Увидев имя Джима, Уоррен почувствовал, как дрогнуло его сердце, а горло вдруг стало слишком тесным, чтобы пропустить хоть глоток воздуха. И подумал, что сейчас, наверное, умрёт от удушья.
Но не умер.
Это семья Джима умерла, погибла вся, целиком, вместе с сотнями других людей в результате кораблекрушения, произошедшего, он готов был поспорить, у берегов Гренландии.
Ровно век назад.
Не в силах разобрать вырезанных на камне знаков, Джим не понимал и их смысла. Но он увидел выражение лица Бобуоррена – и этого хватило. Его семьи не было на мысе. Её вообще не было нигде, ни в одной точке мира. Хвороба или что-то столь же ужасное, о чём он, скорее всего, никогда не узнает, унесла их, как когда-то унесла Киннафейгов. И как совсем скоро унесёт его самого.
Океан гремел, обрушиваясь на скалы, а гнездившиеся на их отвесных склонах олуши, казалось, хохотали над его печальной судьбой. Джим ещё успел в последний раз взглянуть на окаменевшего от скорби Уоррена и тут же почувствовал, как подгибаются в коленях измученные ноги, словно тело освобождалось от отдельных своих частей. Потом изнутри прорвались слёзы, бурные, неудержимые, и, когда мужчина, нагнувшись, поднял его на руки, мальчик остался в этих руках, потому что другого места для него в мире просто не было. И больше некуда было идти.
В тот вечер атмосфера в «Контрабандисте» была максимально далека от того, в чём нуждались подавленные души мужчины и мальчика.
Ещё с порога услышав смех и гомон собравшихся выпить и спеть под звуки
Но уже на лестнице, по дороге в номер, их остановил мистер ОʼШи, на этот раз без привычной усмешки в глазах: похоже, по расстроенным лицам и понурым фигурам трактирщик почувствовал, что короткая поездка в Блейк-Пойнт принесла лишь горькие плоды.

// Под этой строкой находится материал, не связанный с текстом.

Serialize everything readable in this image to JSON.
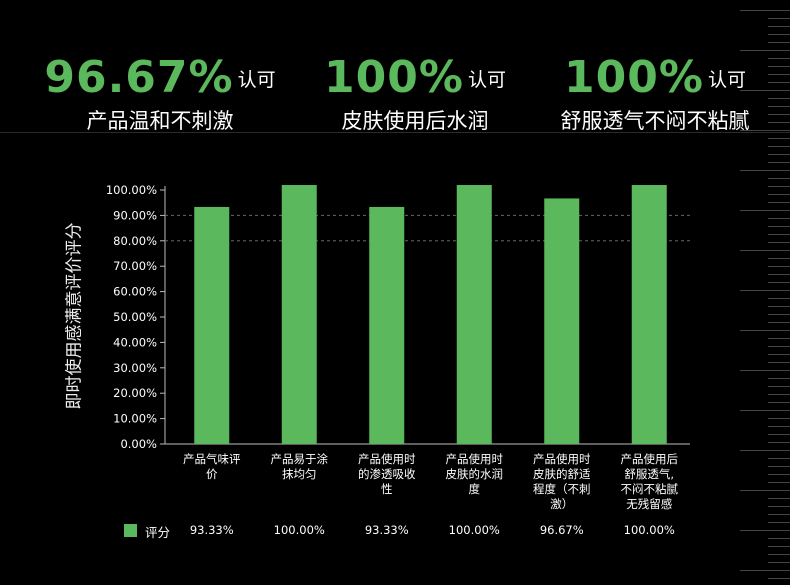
{
  "headline_stats": [
    {
      "value": "96.67%",
      "unit": "认可",
      "caption": "产品温和不刺激"
    },
    {
      "value": "100%",
      "unit": "认可",
      "caption": "皮肤使用后水润"
    },
    {
      "value": "100%",
      "unit": "认可",
      "caption": "舒服透气不闷不粘腻"
    }
  ],
  "chart_data": {
    "type": "bar",
    "ylabel": "即时使用感满意评价评分",
    "ylim": [
      0,
      100
    ],
    "y_ticks": [
      "0.00%",
      "10.00%",
      "20.00%",
      "30.00%",
      "40.00%",
      "50.00%",
      "60.00%",
      "70.00%",
      "80.00%",
      "90.00%",
      "100.00%"
    ],
    "categories": [
      [
        "产品气味评",
        "价"
      ],
      [
        "产品易于涂",
        "抹均匀"
      ],
      [
        "产品使用时",
        "的渗透吸收",
        "性"
      ],
      [
        "产品使用时",
        "皮肤的水润",
        "度"
      ],
      [
        "产品使用时",
        "皮肤的舒适",
        "程度（不刺",
        "激）"
      ],
      [
        "产品使用后",
        "舒服透气,",
        "不闷不粘腻",
        "无残留感"
      ]
    ],
    "series": [
      {
        "name": "评分",
        "values": [
          93.33,
          100,
          93.33,
          100,
          96.67,
          100
        ],
        "labels": [
          "93.33%",
          "100.00%",
          "93.33%",
          "100.00%",
          "96.67%",
          "100.00%"
        ]
      }
    ],
    "reference_lines": [
      80,
      90
    ],
    "bar_color": "#5cb85c"
  }
}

Он и убедил обоих утолить голод внизу, посадил за дальний стол и обслужил молча, ни о чём не спрашивая.
И вот, пока без перерыва звучали популярные у завсегдатаев песни, то весёлые, то печальные, а пиво лилось пинтами, Уоррену вдруг пришла в голову новая мысль. Исходя из того, что, как он теперь был уверен, у Джима не осталось в мире ни единой родной души, кроме разве какого-нибудь дальнего (с разницей в век), а значит, потерянного родственника, он сказал себе, что мог бы и в самом деле стать мальчику семьёй, которой тот лишился. Его разум пустился фантазировать – занятие, надо сказать, для Уоррена совершенно непривычное.
Он представлял себя отцом Джима – то в прокуренном, переполненном людьми, музыкой и радостью кабачке вроде этого, в крохотной деревушке, затерявшейся среди бескрайних, но малонаселённых просторов страны, похожей на Ирландию; то в собственном доме – уютном коттедже с видом на океан и двумя стульями на крылечке, чтобы наслаждаться закатом и приятной беседой, куда вечерами хочется возвращаться. Представлял, что нашёл Джиму школу, а себе – работу попроще: скажем, в книжном магазине. Ему бы понравилось торговать книгами. А ещё – мотоцикл, вроде старенького «Триумфа» мистера ОʼШи, на котором по выходным возил бы Джима по округе, а тот изо всех сил вцеплялся бы маленькими ручонками в его талию – и свою жизнь.
Он представлял, как играет с мальчиком на лужайке перед домом, как учит отбивать мяч бейсбольной битой, помогает делать уроки, устраивает пикники, заводит собаку, пьёт под жарким солнцем освежающий лимонад, купается в море, гуляет по пляжу в поисках забавных ракушек или сухих веток, из которых можно делать морские колокола, спит с ним в обнимку во время летней грозы, смотрит новый фильм в кинотеатре, удивляется внезапному ливню, наряжает ёлку на Рождество, дарит подарки, перемазывается именинным пирогом, смеётся и плачет, но главное – вместе.